Each device consumes energy at a different rate, and adds to the total
amount of energy used.

Lights are generally given a wattage that tells you how much energy they
use.  For example, if you have 10, 100 Wat light bulbs on for an hour, that
will use 1 kilo-watt hour of energy.

Some devices measure the power they use in Amps.  That can be converted to
Watts by multiplying the voltage and the amp rating.  For example, if you
have a 5 Amp motor which operates a saw and runs on 110 Volts, it uses 550
Watts of energy, and would use a kilowatt hour up in an 1 hour, 50 minutes.

Other devices may measure their energy consumption in horse power, and you
may have to convert that to watts--1 hp is equal to 746 watts.

So, to determine how much energy something in the store uses up, find out
how many watts of energy the device uses, and multiply that by the number
hours it is on during the month, and then divide by 1000 to get kilo watt
hours.

Obviously doing that for every device in the store would be a time consuming
process.  But, generally, heaters, lights, motors, scanners, printers,
copiers, microwaves, stoves are high-energy consuming devices.
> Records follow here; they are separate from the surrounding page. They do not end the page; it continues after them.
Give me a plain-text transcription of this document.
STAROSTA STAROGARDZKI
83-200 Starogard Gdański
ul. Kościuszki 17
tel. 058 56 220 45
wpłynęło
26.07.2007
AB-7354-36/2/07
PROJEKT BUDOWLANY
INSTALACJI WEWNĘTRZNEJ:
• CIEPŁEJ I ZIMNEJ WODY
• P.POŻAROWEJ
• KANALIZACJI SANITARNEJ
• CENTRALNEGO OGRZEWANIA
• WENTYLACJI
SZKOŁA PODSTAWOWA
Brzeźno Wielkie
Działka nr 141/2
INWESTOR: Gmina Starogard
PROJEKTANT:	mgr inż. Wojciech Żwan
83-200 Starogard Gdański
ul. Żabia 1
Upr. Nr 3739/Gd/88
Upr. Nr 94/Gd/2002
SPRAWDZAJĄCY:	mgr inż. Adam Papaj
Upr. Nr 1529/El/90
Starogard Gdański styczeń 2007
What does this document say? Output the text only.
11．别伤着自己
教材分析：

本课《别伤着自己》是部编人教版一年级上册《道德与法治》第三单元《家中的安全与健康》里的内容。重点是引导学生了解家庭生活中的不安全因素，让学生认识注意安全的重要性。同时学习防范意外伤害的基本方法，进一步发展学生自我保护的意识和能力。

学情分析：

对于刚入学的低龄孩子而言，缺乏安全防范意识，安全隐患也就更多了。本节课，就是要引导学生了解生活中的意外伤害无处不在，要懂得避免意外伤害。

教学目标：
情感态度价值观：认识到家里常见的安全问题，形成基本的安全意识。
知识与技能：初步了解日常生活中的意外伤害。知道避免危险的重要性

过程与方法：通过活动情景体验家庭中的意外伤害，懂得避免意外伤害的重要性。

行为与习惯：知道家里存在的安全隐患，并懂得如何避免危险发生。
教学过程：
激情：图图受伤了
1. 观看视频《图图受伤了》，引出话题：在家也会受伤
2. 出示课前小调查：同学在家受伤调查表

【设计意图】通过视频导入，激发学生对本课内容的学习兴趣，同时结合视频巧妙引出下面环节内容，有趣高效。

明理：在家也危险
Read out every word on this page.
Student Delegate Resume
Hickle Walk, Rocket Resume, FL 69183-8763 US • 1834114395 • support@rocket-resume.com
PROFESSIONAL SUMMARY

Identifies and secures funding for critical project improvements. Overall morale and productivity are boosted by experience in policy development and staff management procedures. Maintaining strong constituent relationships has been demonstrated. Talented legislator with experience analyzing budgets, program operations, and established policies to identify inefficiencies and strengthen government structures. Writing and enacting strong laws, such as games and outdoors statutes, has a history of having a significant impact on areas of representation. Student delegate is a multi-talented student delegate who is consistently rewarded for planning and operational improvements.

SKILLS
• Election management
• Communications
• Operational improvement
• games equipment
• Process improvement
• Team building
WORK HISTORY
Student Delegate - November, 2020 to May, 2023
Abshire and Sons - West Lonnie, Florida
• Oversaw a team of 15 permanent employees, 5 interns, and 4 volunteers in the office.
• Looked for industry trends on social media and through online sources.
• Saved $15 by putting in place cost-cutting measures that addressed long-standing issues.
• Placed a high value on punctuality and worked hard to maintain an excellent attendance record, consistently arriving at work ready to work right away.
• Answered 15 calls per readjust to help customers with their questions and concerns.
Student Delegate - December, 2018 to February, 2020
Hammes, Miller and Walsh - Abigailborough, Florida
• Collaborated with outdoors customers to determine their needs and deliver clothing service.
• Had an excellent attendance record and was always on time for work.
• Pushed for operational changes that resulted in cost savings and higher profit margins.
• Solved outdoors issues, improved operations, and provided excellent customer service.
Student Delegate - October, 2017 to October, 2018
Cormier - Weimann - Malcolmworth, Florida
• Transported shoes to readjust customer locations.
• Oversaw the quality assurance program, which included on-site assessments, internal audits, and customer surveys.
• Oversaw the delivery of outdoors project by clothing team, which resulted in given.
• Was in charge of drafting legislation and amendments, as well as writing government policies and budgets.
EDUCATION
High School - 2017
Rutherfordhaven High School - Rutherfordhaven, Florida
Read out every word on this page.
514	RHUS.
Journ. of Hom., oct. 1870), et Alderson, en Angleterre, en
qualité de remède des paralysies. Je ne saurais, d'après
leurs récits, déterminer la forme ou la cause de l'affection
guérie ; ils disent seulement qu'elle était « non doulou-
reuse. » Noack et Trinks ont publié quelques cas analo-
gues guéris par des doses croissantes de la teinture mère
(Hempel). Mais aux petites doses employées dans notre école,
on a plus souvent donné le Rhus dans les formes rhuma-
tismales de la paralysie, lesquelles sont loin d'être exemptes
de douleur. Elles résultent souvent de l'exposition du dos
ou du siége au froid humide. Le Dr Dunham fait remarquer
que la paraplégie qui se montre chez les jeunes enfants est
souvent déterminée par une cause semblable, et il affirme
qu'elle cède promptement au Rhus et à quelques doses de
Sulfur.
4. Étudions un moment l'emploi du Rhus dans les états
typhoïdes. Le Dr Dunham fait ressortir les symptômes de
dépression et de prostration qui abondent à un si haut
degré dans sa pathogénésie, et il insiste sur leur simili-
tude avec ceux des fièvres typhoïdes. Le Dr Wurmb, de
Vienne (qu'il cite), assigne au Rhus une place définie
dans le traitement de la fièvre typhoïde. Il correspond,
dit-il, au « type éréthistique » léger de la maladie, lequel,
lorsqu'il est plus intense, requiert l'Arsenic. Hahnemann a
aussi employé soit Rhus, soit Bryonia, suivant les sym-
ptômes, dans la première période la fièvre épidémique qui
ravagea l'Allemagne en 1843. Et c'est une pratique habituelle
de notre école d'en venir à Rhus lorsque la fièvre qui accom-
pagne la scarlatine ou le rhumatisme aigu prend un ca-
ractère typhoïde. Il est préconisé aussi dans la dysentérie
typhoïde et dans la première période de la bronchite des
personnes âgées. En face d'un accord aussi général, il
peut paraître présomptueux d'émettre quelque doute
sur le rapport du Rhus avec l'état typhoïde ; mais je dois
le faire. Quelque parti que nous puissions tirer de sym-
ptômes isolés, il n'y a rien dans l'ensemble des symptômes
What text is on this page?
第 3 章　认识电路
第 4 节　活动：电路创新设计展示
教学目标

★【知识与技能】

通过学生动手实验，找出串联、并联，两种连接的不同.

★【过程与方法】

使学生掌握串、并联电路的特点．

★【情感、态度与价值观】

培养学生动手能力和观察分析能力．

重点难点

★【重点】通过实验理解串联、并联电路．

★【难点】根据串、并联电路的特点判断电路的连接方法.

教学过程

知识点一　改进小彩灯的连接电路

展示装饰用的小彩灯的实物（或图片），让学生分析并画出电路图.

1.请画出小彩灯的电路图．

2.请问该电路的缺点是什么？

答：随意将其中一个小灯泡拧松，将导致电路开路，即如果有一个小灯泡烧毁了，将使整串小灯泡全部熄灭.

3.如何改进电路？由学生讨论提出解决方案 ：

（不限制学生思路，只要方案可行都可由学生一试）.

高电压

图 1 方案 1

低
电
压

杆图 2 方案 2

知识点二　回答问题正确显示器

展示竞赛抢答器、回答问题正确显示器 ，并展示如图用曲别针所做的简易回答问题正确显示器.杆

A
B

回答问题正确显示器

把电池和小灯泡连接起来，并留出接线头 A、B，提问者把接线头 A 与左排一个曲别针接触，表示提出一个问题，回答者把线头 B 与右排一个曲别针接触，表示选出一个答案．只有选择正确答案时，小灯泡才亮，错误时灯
The light company attaches a meter to the incoming power meter to the structure.
This meter measures how much electricity passes through it and turns faster
when more energy is flowing, which sets some dials.  This works very much
like your car odometer.  Each month the power company records the number on
the meter, and subtracts the current number from last months to figure out
how many kilowatt hours were used.

Then, based on how many kilowatt hours used, they will bill you.